On the Web, everyone’s got an opinion—and you probably don’t agree with all of them. Any website that offers comment fields, collaboration, and content sharing will become a target for two main groups of mischief-makers: spammers and trolls.

Spammers want to pollute your site with irrelevant content and links to sites. They want to generate inbound links to their sites from as many places as possible in an effort to raise their site’s rankings or influence search engines. This is only getting worse. According to Akismet Wordpress’s stats found at http://www.akismet.com/stats, SPAM comments have been on a steady rise since they started tracking spammy entries in early 2006.

To combat this, many search engines’ web crawlers ignore any links that have a specific nofollow tag in them, and blogs that allow commenters to add links routinely mark them with this tag. Nevertheless, blog comment spam is a major source of activity on sites; not only does it need to be blocked, but it must be accounted for in web analytics, since spammers’ scripts don’t help the business, but they may count as visits.

Trolls are different beasts entirely. Wikipedia describes trolling as a “deliberate violation of the implicit rules of Internet social spaces,” and defines trolls as people who are “deliberately inflammatory on the Internet in order to provoke a vehement response from other users.” Since Wikipedia is one of the largest community sites on the Internet, it has its own special troll problem, and a page devoted to Wikipedia trolls (http://meta.wikimedia.org/wiki/What_is_a_troll%3F).

While common wisdom says to ignore the activity of trolls and to block spammers, you should still care about them for several reasons:

Your antispam software will probably provide reports on the volume of spam it has blocked, as shown in Figure 3-15.

Figure 3-15. Spam messages flagged by the WordPress Akismet plug-in

Dealing with spammers and trolls is the job of a community manager. In systems that require visitors to log in before posting, spam is easier to control, since the majority of spam comes from automated scripts run on a hijacked machine rather than from users with validated accounts.

How do you detect spammers and trolls? One way, employed by most antispam tools, is to examine the content they leave, which may contain an excessive number of links or specific keywords. A second approach is to look at their behavior. Spammers and trolls may comment on many posts with similar content, move quickly between topic areas, or befriend many community members without having that friendship reciprocated.

A far more effective approach is to harness the power of the community itself. Sites like Craigslist invite visitors to flag inappropriate content so that editors and community managers can intervene. You can capture the rate of flagged content as a metric of how much troll and spammer activity your website is experiencing.

Since every site has slightly different metrics and interaction models, you will likely have to work with your engineering team to build tools that track these unwanted visitors.

What to watch: Number of users that exhibit unwanted behaviors; percent of spammy comments; traffic sources that generate spam; volume of community flags.

If your site lets users post content, you may have to take steps to ensure that this content isn’t subject to copyright from other organizations. Best practices today are to ask users to confirm that they are legally permitted to post the content, and to provide links for someone to report illegal content.

It’s hard to say what’s acceptable in a quickly changing online world. Services like Gracenote and MusicDNS can recognize copies of music, regardless of format, and help license holders detect and enforce copyright. Yet the Center for Social Media (http://www.centerforsocialmedia.org/files/pdf/CSM_Recut_Reframe_Recycle_report.pdf) points out that “a substantial amount of user-generated video uses copyrighted material in ways that are eligible for fair use consideration, although no coordinated work has yet been done to understand such practices through the fair use lens.”

So as a web operator, you need to track the content users upload and quickly review, and possibly remove, content that has been flagged by the user community.

What to watch: Users who upload significantly more content than others; most popular content; content that has been flagged for review.

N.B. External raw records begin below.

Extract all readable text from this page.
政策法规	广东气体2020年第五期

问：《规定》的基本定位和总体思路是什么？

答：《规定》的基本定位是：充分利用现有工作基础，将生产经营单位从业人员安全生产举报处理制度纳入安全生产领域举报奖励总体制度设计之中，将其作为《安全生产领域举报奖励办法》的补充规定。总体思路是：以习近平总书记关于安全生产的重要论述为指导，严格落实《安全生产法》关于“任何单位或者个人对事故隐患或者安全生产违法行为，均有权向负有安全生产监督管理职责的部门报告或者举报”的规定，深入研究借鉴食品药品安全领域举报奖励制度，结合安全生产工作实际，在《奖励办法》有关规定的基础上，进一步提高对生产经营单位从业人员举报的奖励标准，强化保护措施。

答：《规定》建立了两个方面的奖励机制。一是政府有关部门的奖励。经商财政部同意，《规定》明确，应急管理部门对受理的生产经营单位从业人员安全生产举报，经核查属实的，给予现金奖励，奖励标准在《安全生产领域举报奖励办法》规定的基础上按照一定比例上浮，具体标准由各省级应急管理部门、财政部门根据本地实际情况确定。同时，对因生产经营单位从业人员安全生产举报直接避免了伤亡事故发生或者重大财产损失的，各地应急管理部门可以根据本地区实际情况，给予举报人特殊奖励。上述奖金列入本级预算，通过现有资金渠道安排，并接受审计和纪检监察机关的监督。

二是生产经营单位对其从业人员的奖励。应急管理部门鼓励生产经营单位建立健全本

If your site contains personally identifiable information, worry about privacy. Safeguarding your visitors’ data is more than just good practice—in much of the world, it’s a legal obligation.

As with other site-specific questions, you will probably need to work with the development team or your security experts to flag breaches in privacy or cases of fraud. The best thing you can do is to be sure you’ve got plenty of detailed logfiles on hand that can be searched when problems arise.

One type of fraud that web operators should watch directly, however, is account sharing. Many applications—particularly SaaS and paid services—are priced per seat. Subscribers may be tempted to share their accounts, particularly with “utility” services such as online storage, real estate listing services, or analyst firm portals.

We’ve seen one case of a user who shared his paid account to an analyst’s website with his development team, in violation of the site’s terms of service. The user carefully coordinated his logins so employees never used the account at the same time. The fraudulent use of the account was only discovered when a web administrator noticed that the user seemed to be traveling from Sunnyvale to Mumbai and back every day.

Pinpointing account fraud can be challenging, but there are some giveaways:

To track down violators, generate reports that identify these accounts, and provide this data to sales or support teams who can contact offenders, offer to upsell their accounts, or even demand additional payment for truly egregious violations.

What to watch: Number of concurrent-use logins per account; number of states from which a user has logged in; number of different user agents seen for an account.